THE ISOLATION OF OIL from the rind of the lemon is one of the earliest chemurgic applications of citrus fruit. Hand pressing of the peel against sponges has been practiced in Sicily since the 18th century; at one time the United States imported nearly a half million pounds of lemon oil annually. Machinery has made possible the production each year of more than 1,500,000 pounds of oils from citrus peels.

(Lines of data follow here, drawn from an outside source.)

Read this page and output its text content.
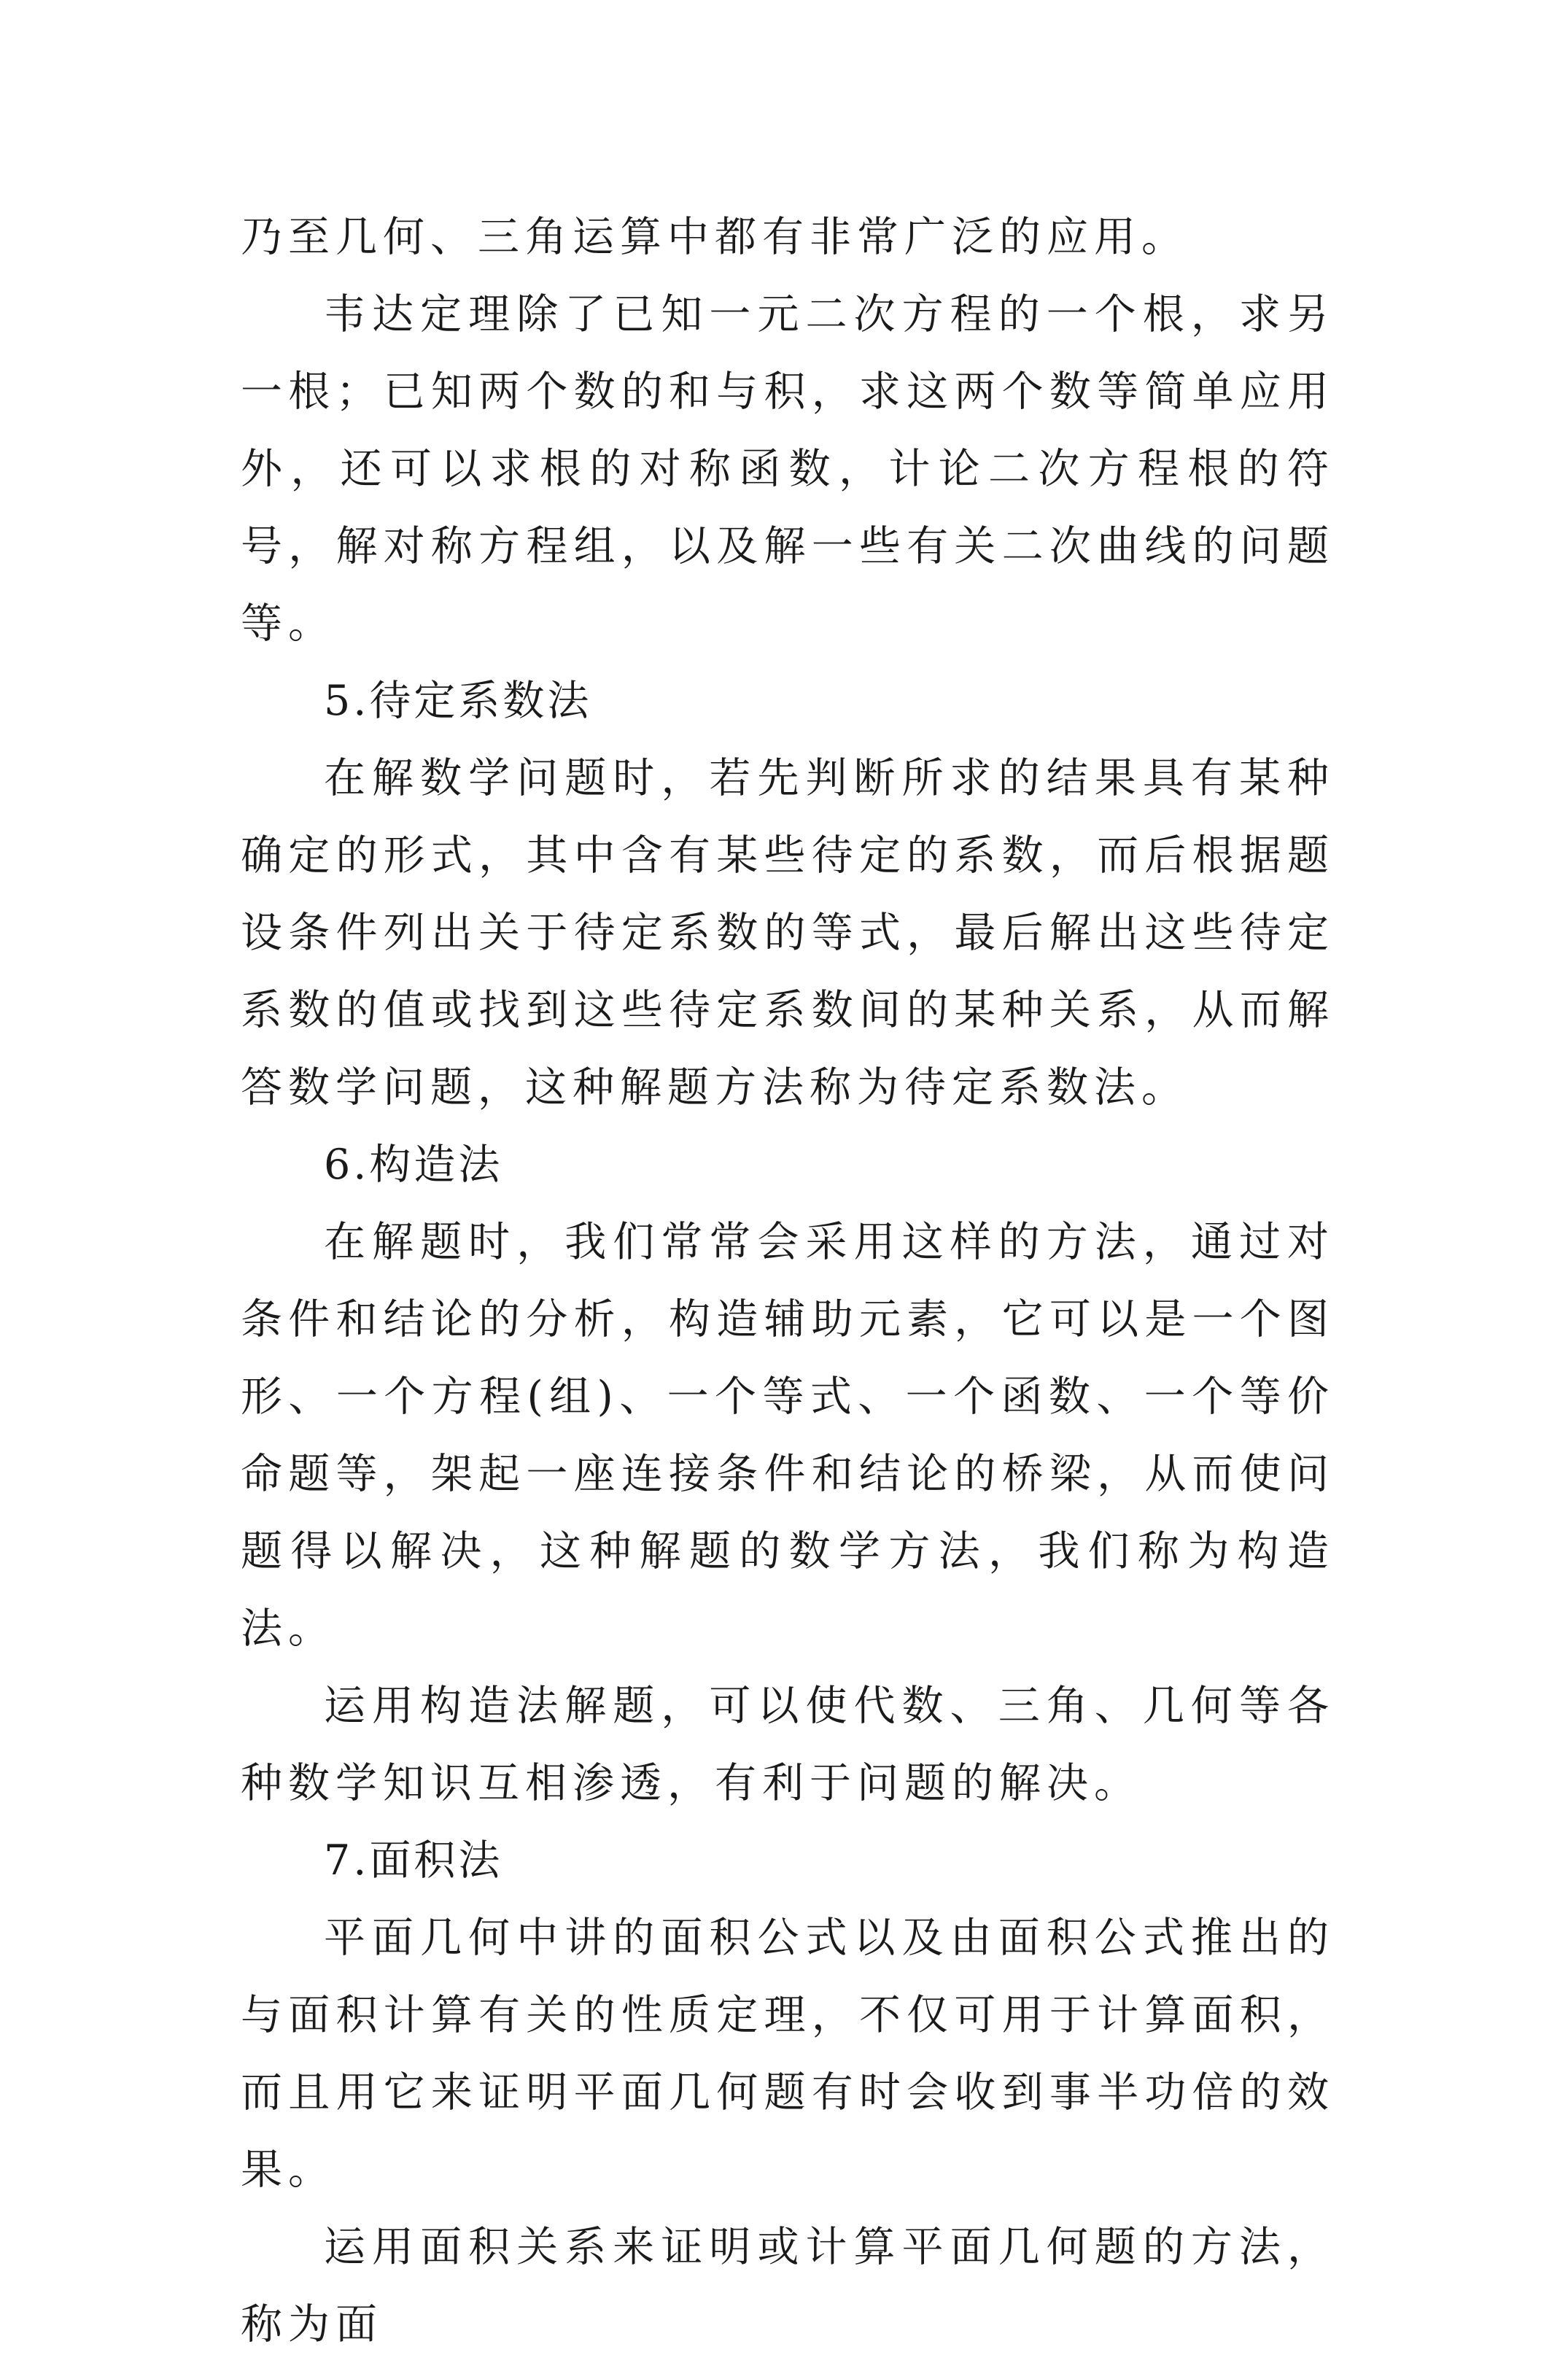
乃至几何、三角运算中都有非常广泛的应用。

韦达定理除了已知一元二次方程的一个根，求另一根；已知两个数的和与积，求这两个数等简单应用外，还可以求根的对称函数，计论二次方程根的符号，解对称方程组，以及解一些有关二次曲线的问题等。

5.待定系数法

在解数学问题时，若先判断所求的结果具有某种确定的形式，其中含有某些待定的系数，而后根据题设条件列出关于待定系数的等式，最后解出这些待定系数的值或找到这些待定系数间的某种关系，从而解答数学问题，这种解题方法称为待定系数法。

6.构造法

在解题时，我们常常会采用这样的方法，通过对条件和结论的分析，构造辅助元素，它可以是一个图形、一个方程(组)、一个等式、一个函数、一个等价命题等，架起一座连接条件和结论的桥梁，从而使问题得以解决，这种解题的数学方法，我们称为构造法。

运用构造法解题，可以使代数、三角、几何等各种数学知识互相渗透，有利于问题的解决。

7.面积法

平面几何中讲的面积公式以及由面积公式推出的与面积计算有关的性质定理，不仅可用于计算面积，而且用它来证明平面几何题有时会收到事半功倍的效果。

运用面积关系来证明或计算平面几何题的方法，称为面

The whole fruit, waste cannery peel, or flavedo, the colored part of the peel, can be used. The material is ground and pressed in screw extractors or pressed between fluted rolls to yield an oil emulsion. A recently developed juice extractor, which presses the whole fruit, delivers separately the edible juice and an oil emulsion. The emulsion is screened and the oil separated by centrifuging. The centrifuged oil is placed in cold storage, where waxes separate, the wax-free product being known as cold-pressed oil. These methods are used particularly with lemons, oranges, and grapefruit. Less than half the peel oil in the fruit is recovered from the fruit used. These oils are sometimes concentrated under vacuum to produce concentrated oils in which a major part of the limonene has been removed.

Distilled oils also are prepared from limes, oranges, and lemons. The whole fruit, peel, or liquid effluent from cold-pressed oil preparation is subjected to steam distillation. The oil separates readily from the distillate. Distilled oils are generally inferior to cold-pressed oils. A distilled oil of excellent quality is obtained in some juice canneries by flashing the juice under vacuum. Additional distilled oil is obtained during the manufacture of molasses from the first effect or during flashing of the press juice, but it has little value for flavoring purposes.

Cold-pressed oils are used for flavoring, especially in bottled and fountain beverages, cakes, candies, and pies. Some oils, particularly the distilled, are used to perfume soaps. The amount that can be used for these purposes is limited and much less than the potential supply. Scientists are trying to find other uses in plastics and as solvents; particularly are they seeking further use for the distilled oil that is recovered during other operations. Other outlets are needed; the potential supply from waste cannery peel is about 20 million pounds annually.